Een groot deel van de presentaties gaat over het verbeteren van de dienstverlening via websites en andere digitale kanalen. Dit is goed en zeer belangrijk, want er kan een hoop verbeterd worden bij het vormgeven van de digitale dienstverlening (en gelukkig gebeurt er al veel en hebben we in Nederland ontzettend veel talent rondlopen op dit terrein).
Tegelijkertijd schuilt daarin ook een aantal risico’s. De eerste is dat we ons te veel richten op de toegankelijkheid aan de voorkant, zonder daarbij rekening te houden met de wijze waarop de achterkant geregeld is (inclusief communicatie die daaruit voortvloeit). De tweede is dat we ons te veel blindstaren op de toegankelijkheid van de digitale dienstverlening (via websites), zonder ons te richten op de andere kanalen en de interactie tussen de verschillende communicatievormen die gebruikt worden in overheidsdienstverlening. De laatste is dat we ons vooral richten op de eigen organisatie en te weinig op de organisatieoverschrijdende problematiek van ketens en andere situaties waar meerdere stakeholders bij betrokken zijn.
Hiermee kom ik bij mijn hoofdpunt (en de leidraad voor de rest van dit stuk). Het is fantastisch dat er door webredacteuren, online professionals en functioneel verantwoordelijken op dit moment zoveel aandacht is voor toegankelijkheid en gebruiksvriendelijkheid van (online) overheidsdienstverlening, maar voor toegankelijkheid in brede zin is meer nodig en dat vereist een combinatie van botttom-up invloed en top-down sturing. De top blijft daarbij uiteindelijk toch van cruciaal belang en die top moet in beweging komen (Revolutie!). In dit stuk de analyse en het betoog, in het vervolg een meer praktische (en realistische) invulling.
Aandacht voor toegankelijkheid
Hoewel toegankelijkheid van dienstverlening sinds jaar en dag een belangrijk thema is, staat het momenteel erg hoog op de agenda van overheden.

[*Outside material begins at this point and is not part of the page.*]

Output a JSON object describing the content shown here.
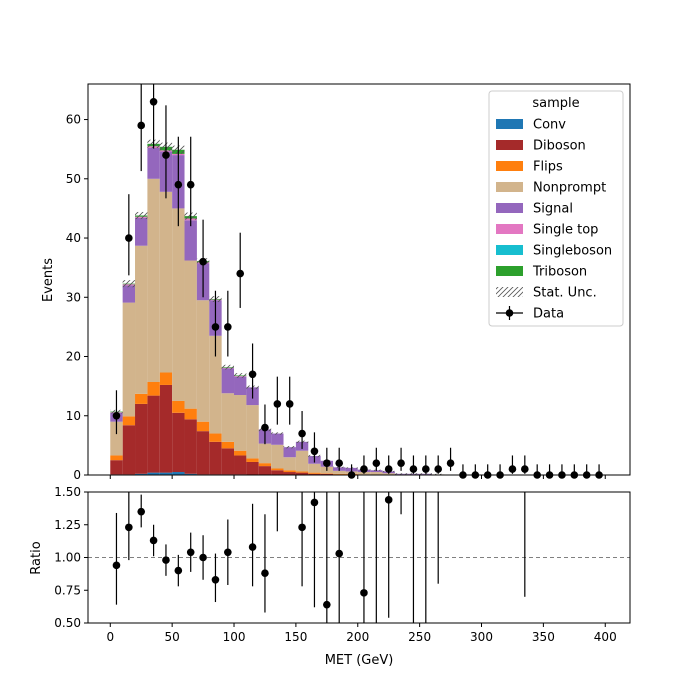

Sinds 3 mei 2018 is er immers de Wet op de toegankelijkheid (Tijdelijk besluit digitale toegankelijkheid overheid) [1] die de Nederlandse implementatie van EU Richtlijn 2016/2102 regelt en versterkt [2]. Hierbij draait het dan weer vooral om de implementatie van standaard EN 301 549 [3]. Toegankelijkheid wordt hierin (in het Engels) gedefinieerd als:
‘extent to which products, systems, services, environments and facilities can be used by people from a population with the widest range of characteristics and capabilities, to achieve a specified goal in a specified context of use’
Met daarbij de context dat het hierbij dus gaat om de toegankelijkheid van ‘ICT products and services’. Hoewel de richtlijn in essentie erg breed is (zo vallen in een extreem voorbeeld ook faxmachines onder de richtlijn), ligt de nadruk van de wet vooral op de vormgeving van websites en apps en dan voornamelijk op het informatieve deel van de website (zoals het bijvoorbeeld hier ingevuld wordt). Die aandacht klinkt ook door in de Agenda Digitale Overheid, waar het primair gaat over de toegang tot MijnOverheid en regie op gegevens.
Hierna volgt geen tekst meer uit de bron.